Future writing would proceed more slowly, with less intense frisson. We were in some ways, unlikely collaborators, in different fields, working on materials from different centuries and cultures, in different media. Our very different intellectual temperaments soon became apparent: me, quick with the big idea and impatient to figure out how all the details fit; Alex, quick with the mot juste, and skeptical of ideas that came too big, too fast. But we were intrigued, and committed. And what we shared turned out to be even more important: an interest in thinking, willy-nilly, across time; quirky habits of association; a passion for debate (and chocolate); an impatience with assumptions about identity or desire; a willingness to mix it up; a love of Lucy, and an appreciation for the wonders of Shari Lewis and Lambchop.
So working in his absence has felt exquisitely painful.
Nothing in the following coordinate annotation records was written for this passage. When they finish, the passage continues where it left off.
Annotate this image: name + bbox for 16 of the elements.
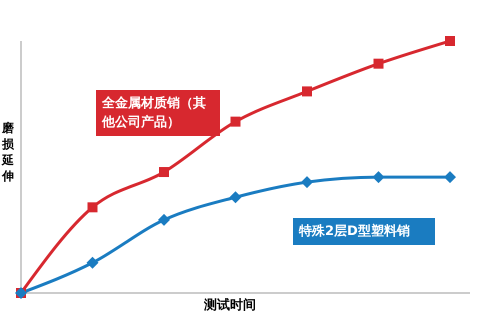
- point: [230, 116, 240, 127]
- point: [86, 256, 98, 269]
- point: [302, 86, 312, 96]
- y-axis-title: 磨损延伸: [2, 120, 15, 184]
- series-label: 全金属材质销（其他公司产品）: [96, 90, 220, 136]
- point: [230, 191, 242, 204]
- point: [445, 36, 455, 46]
- point: [374, 58, 384, 69]
- point: [444, 171, 456, 184]
- x-axis-title: 测试时间: [204, 297, 256, 314]
- point: [88, 202, 98, 212]
- point: [159, 167, 169, 178]
- point: [301, 176, 313, 188]
- point: [372, 171, 384, 184]
- text: 特殊2层D型塑料销: [293, 218, 435, 245]
- point: [158, 214, 170, 226]
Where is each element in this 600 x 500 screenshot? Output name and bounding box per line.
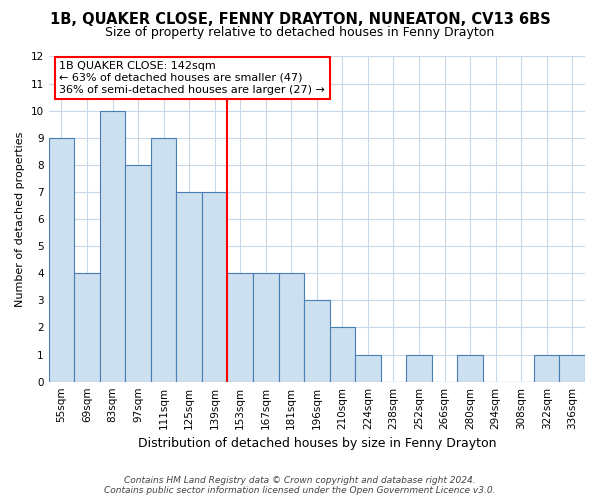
- Bar: [176, 192, 202, 382]
- Bar: [278, 274, 304, 382]
- Bar: [304, 300, 329, 382]
- Bar: [100, 110, 125, 382]
- Bar: [227, 274, 253, 382]
- Bar: [253, 274, 278, 382]
- Bar: [534, 354, 559, 382]
- Bar: [559, 354, 585, 382]
- Y-axis label: Number of detached properties: Number of detached properties: [15, 132, 25, 307]
- X-axis label: Distribution of detached houses by size in Fenny Drayton: Distribution of detached houses by size …: [137, 437, 496, 450]
- Bar: [74, 274, 100, 382]
- Bar: [202, 192, 227, 382]
- Bar: [329, 328, 355, 382]
- Bar: [125, 165, 151, 382]
- Text: Size of property relative to detached houses in Fenny Drayton: Size of property relative to detached ho…: [106, 26, 494, 39]
- Bar: [151, 138, 176, 382]
- Text: 1B, QUAKER CLOSE, FENNY DRAYTON, NUNEATON, CV13 6BS: 1B, QUAKER CLOSE, FENNY DRAYTON, NUNEATO…: [50, 12, 550, 28]
- Bar: [457, 354, 483, 382]
- Bar: [49, 138, 74, 382]
- Text: Contains HM Land Registry data © Crown copyright and database right 2024.
Contai: Contains HM Land Registry data © Crown c…: [104, 476, 496, 495]
- Bar: [406, 354, 432, 382]
- Bar: [355, 354, 380, 382]
- Text: 1B QUAKER CLOSE: 142sqm
← 63% of detached houses are smaller (47)
36% of semi-de: 1B QUAKER CLOSE: 142sqm ← 63% of detache…: [59, 62, 325, 94]
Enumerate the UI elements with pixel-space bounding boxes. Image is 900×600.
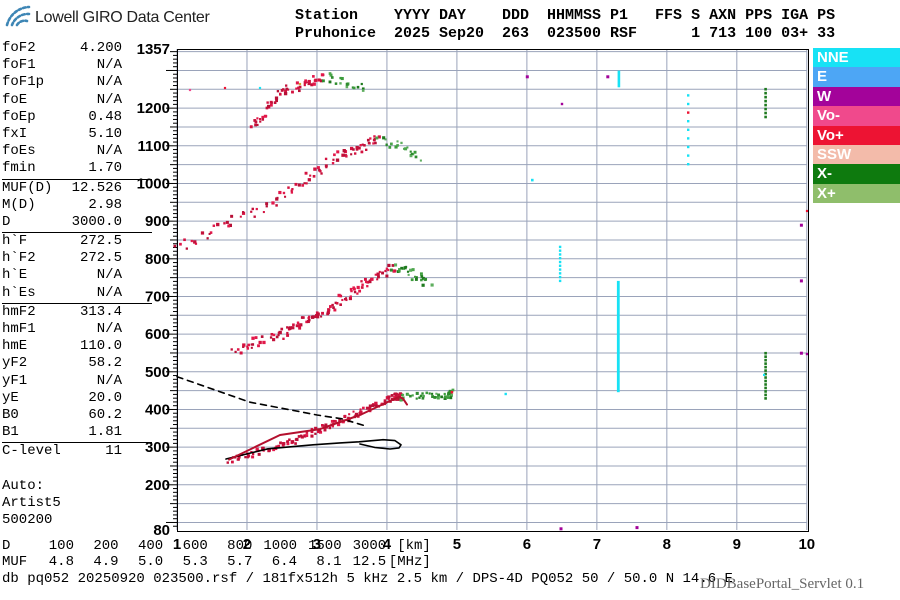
svg-text:400: 400: [145, 401, 170, 418]
svg-text:9: 9: [733, 536, 741, 553]
svg-text:800: 800: [145, 251, 170, 268]
svg-text:80: 80: [153, 522, 170, 539]
svg-text:200: 200: [145, 477, 170, 494]
svg-text:1000: 1000: [137, 175, 170, 192]
svg-text:300: 300: [145, 439, 170, 456]
svg-text:600: 600: [145, 326, 170, 343]
svg-text:10: 10: [798, 536, 815, 553]
svg-text:6: 6: [523, 536, 531, 553]
svg-text:1357: 1357: [137, 41, 170, 58]
svg-text:1200: 1200: [137, 100, 170, 117]
svg-text:8: 8: [663, 536, 671, 553]
svg-text:1100: 1100: [137, 138, 170, 155]
svg-text:700: 700: [145, 288, 170, 305]
svg-text:900: 900: [145, 213, 170, 230]
svg-text:5: 5: [453, 536, 461, 553]
svg-text:7: 7: [593, 536, 601, 553]
svg-text:500: 500: [145, 364, 170, 381]
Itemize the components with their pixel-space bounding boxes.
How to keep writing now without his laptop tap-taping next to mine, without his bossy instructions to roll my eyes over or ignore, without his inimitable voice cracking witty asides, and cracking me up? The difficulty has preoccupied me over the past months, as I have worked—slowly, not always easily, or successfully—to bring into print some part of our remaining work in progress. Remaining. What a terrible word. How to keep faith with the project we dreamed up and co-designed? Faith is precisely the thing I haven’t been able to keep: with each revision, with each sentence or phrase I change, I feel utterly unequal to the task. I just can’t bear to be without Alex, much less to channel Alex’s intimate, winking, writerly voice. Left on my own, I now so want him to tell me what to do. I so want him to interrupt me in mid-sentence (one of the habits I used to find overwhelmingly irritating); to disagree with me; to (gently) insult my prose; I want to fight it out. I became so worried (that I was betraying Alex at nearly every turn) that I could barely keep myself working on the piece.
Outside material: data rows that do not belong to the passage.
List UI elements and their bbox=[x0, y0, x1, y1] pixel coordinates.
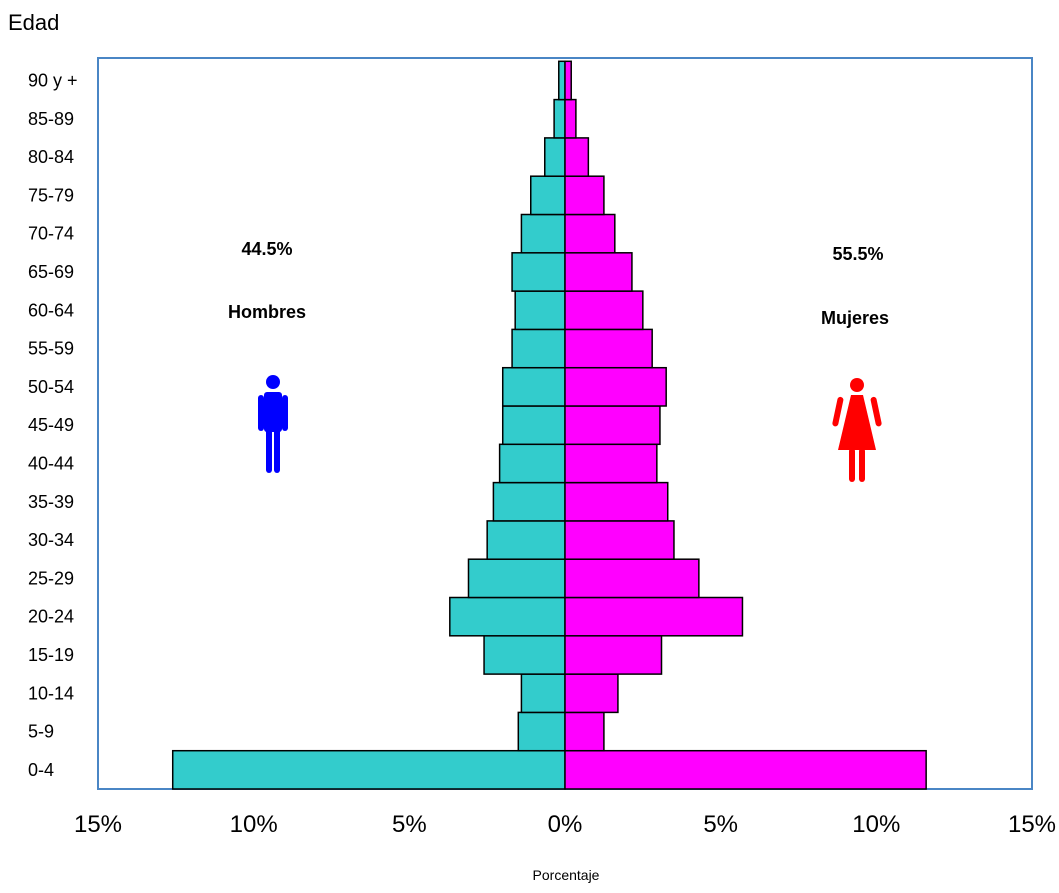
x-tick-label: 0% bbox=[548, 811, 583, 838]
bar-mujeres-75-79 bbox=[564, 175, 605, 216]
age-label: 45-49 bbox=[28, 415, 74, 435]
female-label: Mujeres bbox=[821, 308, 889, 328]
bar-mujeres-50-54 bbox=[564, 366, 667, 407]
age-label: 35-39 bbox=[28, 492, 74, 512]
bar-hombres-65-69 bbox=[511, 252, 566, 292]
bar-hombres-35-39 bbox=[492, 481, 566, 522]
age-label: 55-59 bbox=[28, 339, 74, 359]
bar-mujeres-15-19 bbox=[564, 635, 663, 675]
bar-hombres-25-29 bbox=[467, 558, 566, 599]
bar-mujeres-40-44 bbox=[564, 443, 658, 484]
age-label: 0-4 bbox=[28, 760, 54, 780]
x-tick-label: 10% bbox=[230, 811, 278, 838]
bar-mujeres-65-69 bbox=[564, 252, 633, 292]
male-percent-label: 44.5% bbox=[241, 239, 292, 259]
bar-mujeres-0-4 bbox=[564, 749, 927, 790]
x-tick-labels: 15% 10% 5% 0% 5% 10% 15% bbox=[74, 811, 1056, 838]
age-label: 5-9 bbox=[28, 722, 54, 742]
bars-layer bbox=[171, 60, 927, 790]
female-percent-label: 55.5% bbox=[832, 244, 883, 264]
bar-mujeres-90 y + bbox=[564, 60, 572, 101]
age-label: 75-79 bbox=[28, 185, 74, 205]
x-axis-title: Porcentaje bbox=[533, 867, 600, 883]
bar-mujeres-85-89 bbox=[564, 98, 577, 139]
bar-mujeres-35-39 bbox=[564, 481, 669, 522]
age-label: 90 y + bbox=[28, 70, 78, 90]
category-labels: 0-4 5-9 10-14 15-19 20-24 25-29 30-34 35-39 40-4… bbox=[28, 70, 78, 779]
bar-hombres-50-54 bbox=[501, 366, 566, 407]
bar-hombres-10-14 bbox=[520, 673, 566, 714]
bar-mujeres-55-59 bbox=[564, 328, 653, 369]
age-label: 10-14 bbox=[28, 683, 74, 703]
age-label: 40-44 bbox=[28, 453, 74, 473]
age-label: 80-84 bbox=[28, 147, 74, 167]
age-label: 20-24 bbox=[28, 607, 74, 627]
x-tick-label: 10% bbox=[852, 811, 900, 838]
age-label: 30-34 bbox=[28, 530, 74, 550]
bar-hombres-80-84 bbox=[544, 137, 566, 177]
bar-mujeres-45-49 bbox=[564, 405, 661, 446]
x-tick-label: 15% bbox=[74, 811, 122, 838]
bar-hombres-0-4 bbox=[171, 749, 566, 790]
bar-hombres-40-44 bbox=[498, 443, 566, 484]
age-label: 15-19 bbox=[28, 645, 74, 665]
age-label: 70-74 bbox=[28, 224, 74, 244]
age-label: 25-29 bbox=[28, 568, 74, 588]
bar-hombres-15-19 bbox=[483, 635, 566, 675]
bar-hombres-70-74 bbox=[520, 213, 566, 254]
male-person-icon bbox=[258, 375, 288, 473]
x-tick-label: 5% bbox=[392, 811, 427, 838]
bar-hombres-60-64 bbox=[514, 290, 566, 331]
x-tick-label: 15% bbox=[1008, 811, 1056, 838]
x-tick-label: 5% bbox=[703, 811, 738, 838]
bar-hombres-90 y + bbox=[558, 60, 566, 101]
bar-mujeres-60-64 bbox=[564, 290, 644, 331]
bar-mujeres-25-29 bbox=[564, 558, 700, 599]
age-label: 85-89 bbox=[28, 109, 74, 129]
bar-hombres-30-34 bbox=[486, 520, 566, 560]
age-label: 60-64 bbox=[28, 300, 74, 320]
female-person-icon bbox=[832, 378, 882, 482]
bar-hombres-45-49 bbox=[501, 405, 566, 446]
bar-mujeres-30-34 bbox=[564, 520, 675, 560]
bar-mujeres-80-84 bbox=[564, 137, 590, 177]
male-label: Hombres bbox=[228, 302, 306, 322]
bar-hombres-75-79 bbox=[530, 175, 566, 216]
bar-mujeres-5-9 bbox=[564, 711, 605, 752]
bar-hombres-55-59 bbox=[511, 328, 566, 369]
bar-mujeres-20-24 bbox=[564, 596, 744, 637]
bar-mujeres-10-14 bbox=[564, 673, 619, 714]
age-label: 65-69 bbox=[28, 262, 74, 282]
bar-hombres-85-89 bbox=[553, 98, 566, 139]
bar-hombres-5-9 bbox=[517, 711, 566, 752]
y-axis-title: Edad bbox=[8, 10, 59, 35]
bar-hombres-20-24 bbox=[449, 596, 566, 637]
age-label: 50-54 bbox=[28, 377, 74, 397]
bar-mujeres-70-74 bbox=[564, 213, 616, 254]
And then, in what felt like another one of those happy surprises, I came upon a cache of emails, lovely little jewels, letters and notes filled with Alex-isms, providing lots of wisdom as to how to proceed, and more than a few phrases perfect for our revisions. Even a hilarious snide remark or two. These notes conjured our collaborative past in all its tarnished glory. Not, perhaps, as vividly as I would have wished, but a much better conjuring than I had dared hope. The email archive took the focus off faith or betrayal (off me and my obligation) and put it back where it belonged: on the relation itself, on our work together. In the process, the liveliness of memory, the ways that Alex worked not only with me but also on me, could be sustained. The evidence kept coming: in the pages of my notes; in his amazingly complete files (given to me by the Doty family); in the postcards, framed posters, or photos he wrote, or made, or took; in the labels of old VHS tapes written in his hand; and in the ways that thinking together made us each different. All this testimony to my collaborator: the Alex I miss so terribly and whose voice I still hear in my head.
So here, as we come around a second time to the anniversary of Alex’s untimely death, and as I reflect on how glad I am that we wrote and thought together, there are three things I want to say about collaboration: 1) Let yourself be steam rolled, just a little; 2) Believe in what springs up between you—when you’re cooking as well as when you’re stuck; 3) Hang on to the emails.